Para minha mãe, Valdeti Braz de Oliveira Prieto, cujas histórias de suspense e assombração me ensinaram, desde menina, que o desconhecido sempre bate à nossa porta.

Agradeço à Tânia Centurion, pelo apoio, carinho e grande amizade, a Kiko Maciel, pela assessoria prestada à pesquisa de lendas urbanas, e a Paulo Vicente Bloise, que me incentivou a escrever sobre aqueles momentos nos quais “tentamos nos convencer de que não nos amedronta o que de fato já nos apavorou”.

Apresentação

Sobre ratos e fantasmas

Paulo Bloise

Há algumas passagens que marcam a vida da gente. Basta topar com elas e sabemos que nos acompanharão para o resto da vida. E mais: parece que ficam esperando um momento para sair, para serem divididas com as outras pessoas.

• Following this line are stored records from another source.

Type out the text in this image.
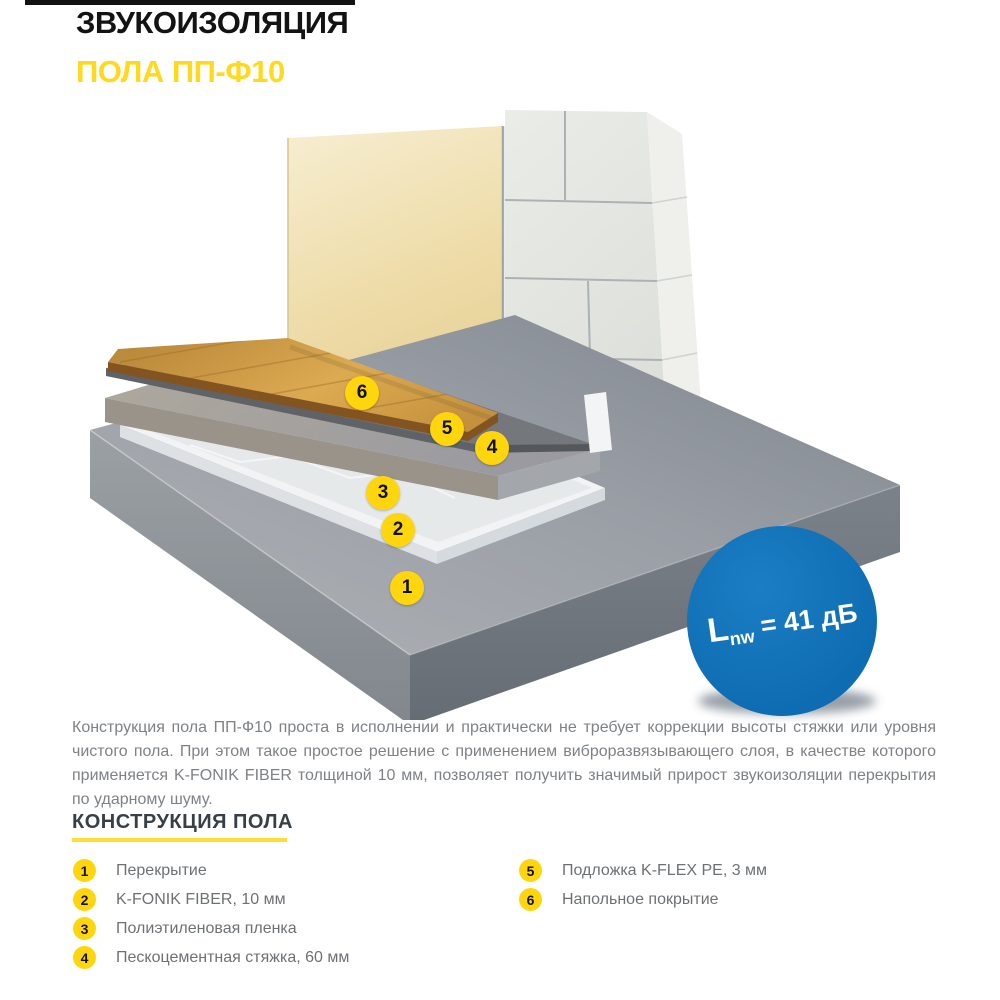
ЗВУКОИЗОЛЯЦИЯ
ПОЛА ПП-Ф10
1
2
3
4
5
6
Lnw = 41 дБ
Конструкция пола ПП-Ф10 проста в исполнении и практически не требует коррекции высоты стяжки или уровня чистого пола. При этом такое простое решение с применением виброразвязывающего слоя, в качестве которого применяется K-FONIK FIBER толщиной 10 мм, позволяет получить значимый прирост звукоизоляции перекрытия по ударному шуму.
КОНСТРУКЦИЯ ПОЛА
1	Перекрытие
2	K-FONIK FIBER, 10 мм
3	Полиэтиленовая пленка
4	Пескоцементная стяжка, 60 мм
5	Подложка K-FLEX PE, 3 мм
6	Напольное покрытие
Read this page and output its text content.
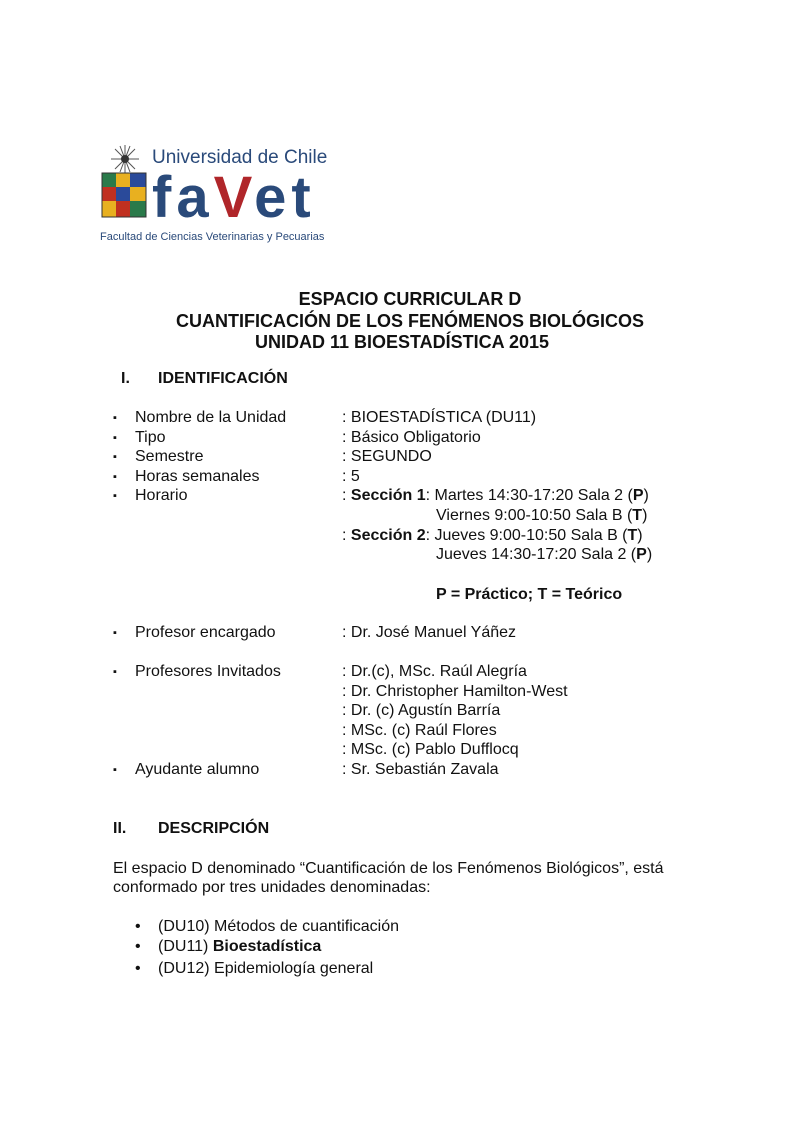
Universidad de Chile
faVet
Facultad de Ciencias Veterinarias y Pecuarias
ESPACIO CURRICULAR D
CUANTIFICACIÓN DE LOS FENÓMENOS BIOLÓGICOS
UNIDAD 11 BIOESTADÍSTICA 2015
I. IDENTIFICACIÓN
▪ Nombre de la Unidad	: BIOESTADÍSTICA (DU11)
▪ Tipo	: Básico Obligatorio
▪ Semestre	: SEGUNDO
▪ Horas semanales	: 5
▪ Horario	: Sección 1: Martes 14:30-17:20 Sala 2 (P)
Viernes 9:00-10:50 Sala B (T)
: Sección 2: Jueves 9:00-10:50 Sala B (T)
Jueves 14:30-17:20 Sala 2 (P)
P = Práctico; T = Teórico
▪ Profesor encargado	: Dr. José Manuel Yáñez
▪ Profesores Invitados	: Dr.(c), MSc. Raúl Alegría
: Dr. Christopher Hamilton-West
: Dr. (c) Agustín Barría
: MSc. (c) Raúl Flores
: MSc. (c) Pablo Dufflocq
▪ Ayudante alumno	: Sr. Sebastián Zavala
II. DESCRIPCIÓN
El espacio D denominado “Cuantificación de los Fenómenos Biológicos”, está
conformado por tres unidades denominadas:
• (DU10) Métodos de cuantificación
• (DU11) Bioestadística
• (DU12) Epidemiología general
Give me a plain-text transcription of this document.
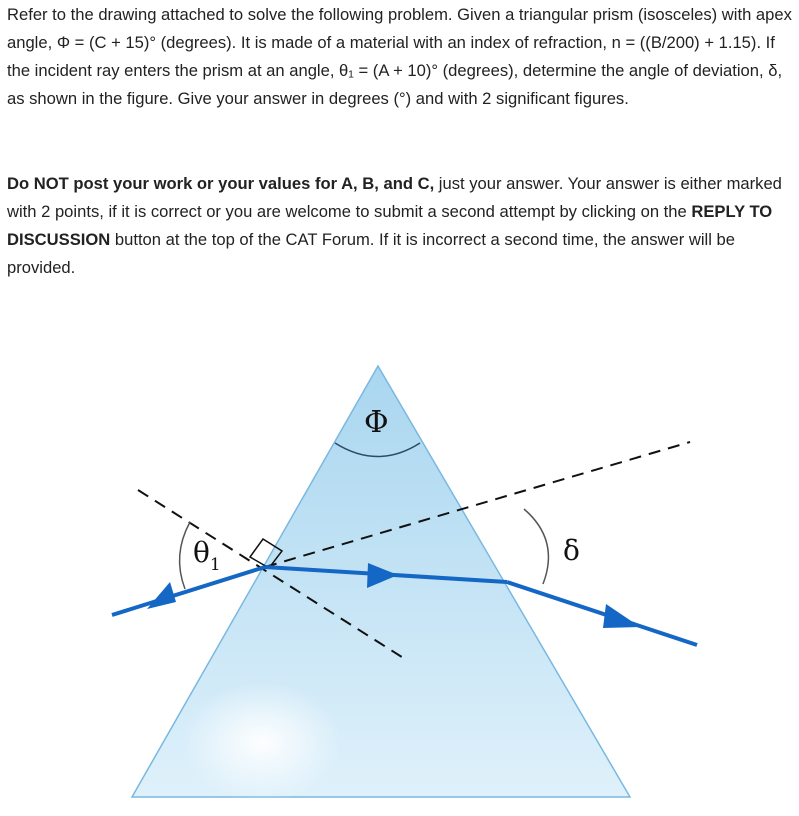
Refer to the drawing attached to solve the following problem. Given a triangular prism (isosceles) with apex angle, Φ = (C + 15)° (degrees). It is made of a material with an index of refraction, n = ((B/200) + 1.15). If the incident ray enters the prism at an angle, θ₁ = (A + 10)° (degrees), determine the angle of deviation, δ, as shown in the figure. Give your answer in degrees (°) and with 2 significant figures.

Do NOT post your work or your values for A, B, and C, just your answer. Your answer is either marked with 2 points, if it is correct or you are welcome to submit a second attempt by clicking on the REPLY TO DISCUSSION button at the top of the CAT Forum. If it is incorrect a second time, the answer will be provided.

Φ
$\theta_1$	δ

Pois bem, eu acabei de ler os contos fantásticos de Heloisa e minha memória deu para disparar. Primeiro veio esse diálogo de Nelson Rodrigues que li há mais de cinco anos.

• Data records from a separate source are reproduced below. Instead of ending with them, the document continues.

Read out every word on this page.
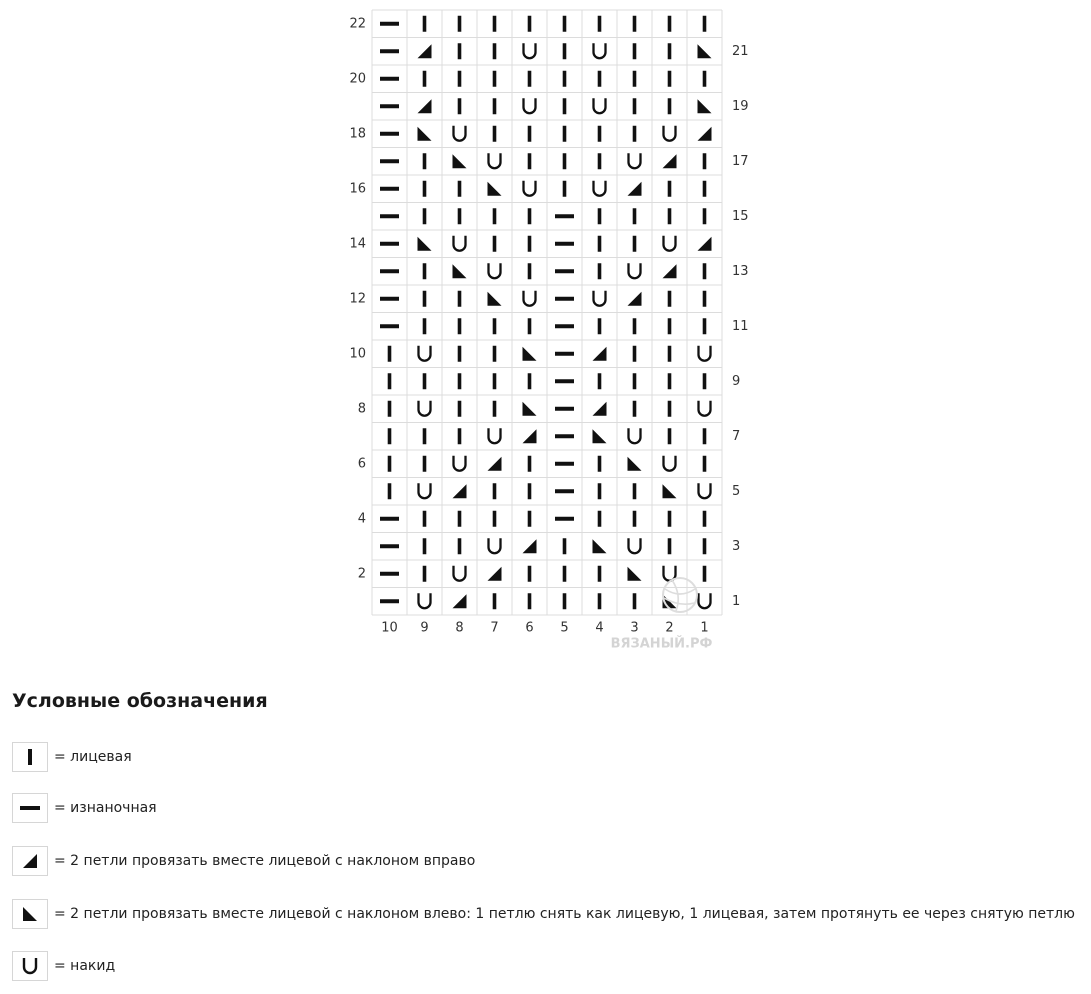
22
20
18
16
14
12
10
8
6
4
2
21
19
17
15
13
11
9
7
5
3
1
10 9 8 7 6 5 4 3 2 1
ВЯЗАНЫЙ.РФ
Условные обозначения
= лицевая
= изнаночная
= 2 петли провязать вместе лицевой с наклоном вправо
= 2 петли провязать вместе лицевой с наклоном влево: 1 петлю снять как лицевую, 1 лицевая, затем протянуть ее через снятую петлю
= накид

“A namorada pergunta ao namorado:

– Tu acreditas em Deus?

Respondeu:

– Depende.

Admirou-se:

– Como depende?

Simão foi de uma sinceridade brutal:

– Acredito, quando estou com asma.”

Em seguida, voltei à infância. Fui, como toda criança, fascinado pelos desenhos animados. O de que me recordei passava num navio fantasma, desses cheios de ferrugem e rangidos assustadores. Os heróis, dois

detetives, ou melhor, dois ratos detetives iam vasculhar o navio e provar que era apenas um barco vazio. Sentado no chão, esperando o jantar, eu via os ratinhos tremendo de medo e repetindo sem parar: não existem fantasmas! Não existem fantasmas!

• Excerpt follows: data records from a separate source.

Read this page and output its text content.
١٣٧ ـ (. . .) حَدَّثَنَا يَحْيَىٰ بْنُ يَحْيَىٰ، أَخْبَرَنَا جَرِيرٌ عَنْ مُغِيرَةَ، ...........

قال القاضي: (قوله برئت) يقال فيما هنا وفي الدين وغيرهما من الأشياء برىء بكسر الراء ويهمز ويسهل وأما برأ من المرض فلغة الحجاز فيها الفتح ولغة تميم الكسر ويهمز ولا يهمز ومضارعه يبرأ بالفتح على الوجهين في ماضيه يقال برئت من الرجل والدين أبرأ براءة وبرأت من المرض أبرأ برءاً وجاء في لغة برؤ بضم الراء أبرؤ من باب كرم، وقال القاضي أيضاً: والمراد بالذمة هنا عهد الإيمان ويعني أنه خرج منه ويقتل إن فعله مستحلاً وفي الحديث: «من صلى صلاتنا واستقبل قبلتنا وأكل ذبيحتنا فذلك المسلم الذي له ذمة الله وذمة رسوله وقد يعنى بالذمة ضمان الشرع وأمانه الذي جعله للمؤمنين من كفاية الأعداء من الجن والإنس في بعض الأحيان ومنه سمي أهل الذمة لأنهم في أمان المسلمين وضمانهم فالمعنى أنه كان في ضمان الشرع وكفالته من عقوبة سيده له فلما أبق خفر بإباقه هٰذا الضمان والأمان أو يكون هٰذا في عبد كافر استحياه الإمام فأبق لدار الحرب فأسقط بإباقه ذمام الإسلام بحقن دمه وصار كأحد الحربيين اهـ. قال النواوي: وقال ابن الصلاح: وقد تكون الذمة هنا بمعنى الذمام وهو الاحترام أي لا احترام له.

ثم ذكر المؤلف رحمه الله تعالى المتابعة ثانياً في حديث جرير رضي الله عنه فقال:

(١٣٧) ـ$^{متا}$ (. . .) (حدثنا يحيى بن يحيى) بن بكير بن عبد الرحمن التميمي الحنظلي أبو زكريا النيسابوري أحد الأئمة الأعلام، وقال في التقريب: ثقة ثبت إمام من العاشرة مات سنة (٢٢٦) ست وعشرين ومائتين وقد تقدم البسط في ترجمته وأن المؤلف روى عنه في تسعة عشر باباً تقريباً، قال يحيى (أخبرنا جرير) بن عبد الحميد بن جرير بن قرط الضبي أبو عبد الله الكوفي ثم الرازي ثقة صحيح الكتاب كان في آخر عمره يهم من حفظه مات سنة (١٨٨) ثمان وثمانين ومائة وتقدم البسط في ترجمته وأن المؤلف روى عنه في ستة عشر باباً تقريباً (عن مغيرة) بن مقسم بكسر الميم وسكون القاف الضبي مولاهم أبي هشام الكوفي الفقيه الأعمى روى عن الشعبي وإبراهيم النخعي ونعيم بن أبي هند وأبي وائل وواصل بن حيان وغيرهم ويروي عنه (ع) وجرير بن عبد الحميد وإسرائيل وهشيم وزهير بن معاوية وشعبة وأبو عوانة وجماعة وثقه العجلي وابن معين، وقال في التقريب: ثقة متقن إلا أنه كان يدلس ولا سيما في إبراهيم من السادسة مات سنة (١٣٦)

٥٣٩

Você pode se perguntar (como eu me perguntei): mas o que os ratos e esse namorado que às vezes acredita em Deus têm a ver com o livro? Não sei se a memória apenas me pregou uma peça, ou se essas situações demonstram maneiras de lidarmos com o medo.

Os ratos mostraram-me como, às vezes, tentamos nos convencer de que não nos amedronta o que de fato já nos apavorou.

O namorado, por sua vez, revelou-me outra verdade. A de que nossas crenças e até a percepção da realidade que nos cerca mudam de acordo com o estado de espírito que estamos. Quem tem asma sabe o quanto é sofrido faltar o ar.

E, assim, é justamente a relação entre realidade e fantasia que acrescenta um sabor extra à leitura dos relatos fantásticos. Heloisa transita entre esses dois universos de forma sutil, deixando o leitor instigado: será possível a Francisquinha conversar com seu namorado depois de morto, ou a velha assombrar motoristas de caminhão?

Essa mescla de real e fantástico é reforçada pelo estilo da autora. Seu texto é fluido e nos dá a impressão de escutarmos a história de alguém que viu os

fatos. Mas quem teria presenciado essas coisas tão estranhas? Se fosse uma bruxa da Nova Era, cercada por miniaturas de duendes, ou um mago hippie que vê discos voadores, estaria tudo explicado. Mas, no livro, quem narra os contos são pessoas que associamos à normalidade, como uma professora aposentada, um motorista ou uma psicóloga.

Enquanto pensava nisso, Derci, uma amiga que tem 20 anos e é muito esperta, leu os contos e confessou: “Sabe que já tinha ouvido essa história de Loira do Banheiro e fiquei com medo. Isso pode ser verdade?”.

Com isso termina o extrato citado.